What a difference a few days makes. Last Thursday gold was near $1360 and appeared to be on the brink of breaking out from what could be interpreted as a large ascending triangle. Today gold has fallen to $1324 and appears to be well on its way down to a crucial test of support near $1300:
Gold (Daily)
Surging real rates and a surging US dollar are the proximal causes for the recent dip in gold. However, it must be said that gold is actually holding up relatively well given a nearly 20 basis point spike in the 10-year yield over the last four trading sessions, and what appears to be a highly significant technical breakout in the US Dollar Index.
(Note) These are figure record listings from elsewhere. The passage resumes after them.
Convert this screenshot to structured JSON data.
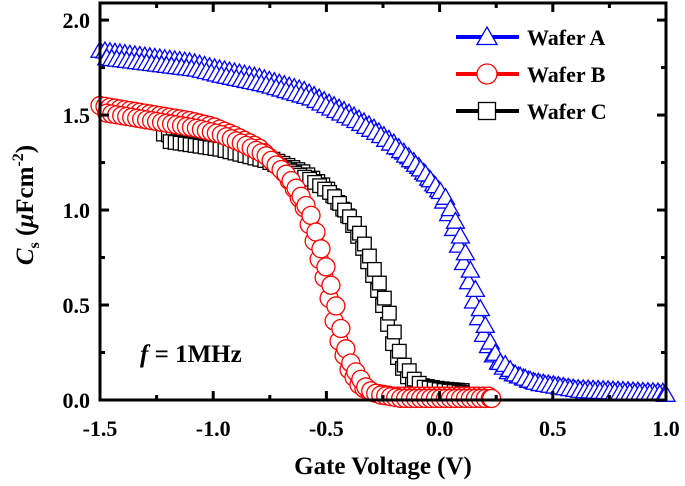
{
  "chart_data": {
    "type": "scatter",
    "xlabel": "Gate Voltage (V)",
    "ylabel": {
      "main": "C",
      "sub": "s",
      "unit_prefix": " (",
      "mu": "μ",
      "unit": "Fcm",
      "sup": "-2",
      "close": ")"
    },
    "xlim": [
      -1.5,
      1.0
    ],
    "ylim": [
      0,
      2.09
    ],
    "xticks": [
      "-1.5",
      "-1.0",
      "-0.5",
      "0.0",
      "0.5",
      "1.0"
    ],
    "xtick_values": [
      -1.5,
      -1.0,
      -0.5,
      0.0,
      0.5,
      1.0
    ],
    "yticks": [
      "0.0",
      "0.5",
      "1.0",
      "1.5",
      "2.0"
    ],
    "ytick_values": [
      0,
      0.5,
      1.0,
      1.5,
      2.0
    ],
    "grid": false,
    "legend_position": "top-right",
    "annotation": {
      "symbol": "f",
      "text": " = 1MHz"
    },
    "series": [
      {
        "name": "Wafer A",
        "color": "#0000ff",
        "marker": "triangle",
        "x": [
          -1.5,
          -1.3,
          -1.1,
          -1.0,
          -0.8,
          -0.6,
          -0.5,
          -0.4,
          -0.3,
          -0.2,
          -0.1,
          0.0,
          0.05,
          0.1,
          0.15,
          0.2,
          0.25,
          0.3,
          0.4,
          0.5,
          0.6,
          0.8,
          1.0
        ],
        "y": [
          1.84,
          1.81,
          1.78,
          1.75,
          1.7,
          1.63,
          1.57,
          1.51,
          1.44,
          1.35,
          1.24,
          1.1,
          0.95,
          0.75,
          0.52,
          0.32,
          0.21,
          0.15,
          0.1,
          0.08,
          0.06,
          0.05,
          0.04
        ]
      },
      {
        "name": "Wafer B",
        "color": "#ff0000",
        "marker": "circle",
        "x": [
          -1.5,
          -1.3,
          -1.1,
          -1.0,
          -0.9,
          -0.8,
          -0.7,
          -0.65,
          -0.6,
          -0.55,
          -0.5,
          -0.45,
          -0.4,
          -0.35,
          -0.3,
          -0.2,
          0.0,
          0.23
        ],
        "y": [
          1.55,
          1.51,
          1.47,
          1.44,
          1.39,
          1.33,
          1.22,
          1.13,
          1.02,
          0.82,
          0.6,
          0.33,
          0.16,
          0.07,
          0.04,
          0.02,
          0.02,
          0.02
        ]
      },
      {
        "name": "Wafer C",
        "color": "#000000",
        "marker": "square",
        "x": [
          -1.22,
          -1.0,
          -0.8,
          -0.6,
          -0.5,
          -0.4,
          -0.35,
          -0.3,
          -0.25,
          -0.2,
          -0.15,
          -0.1,
          0.0,
          0.1
        ],
        "y": [
          1.4,
          1.36,
          1.3,
          1.2,
          1.12,
          0.96,
          0.83,
          0.67,
          0.49,
          0.26,
          0.13,
          0.08,
          0.06,
          0.05
        ]
      }
    ]
  }
}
There has been a growing divergence between the US dollar price of gold and real interest rates (as represented by the 5-year TIPS yield in the chart below):
This stunning divergence can be partially explained by weakness in the US dollar currency. Fears of a looming surge in consumer price inflation (due to rising commodity prices) could also help to explain the strength in gold we have seen so far in 2018. However, it must be noted that if the dollar turns around (in a sustained fashion) and inflation becomes a much less potent threat, we could expect a violent reversion to the mean in the above chart.
As it currently stands another 1-2% of downside in gold over the coming days will likely sink sentiment firmly into bearish territory and set the stage for a classic buying opportunity at support. What happens after that will be the key.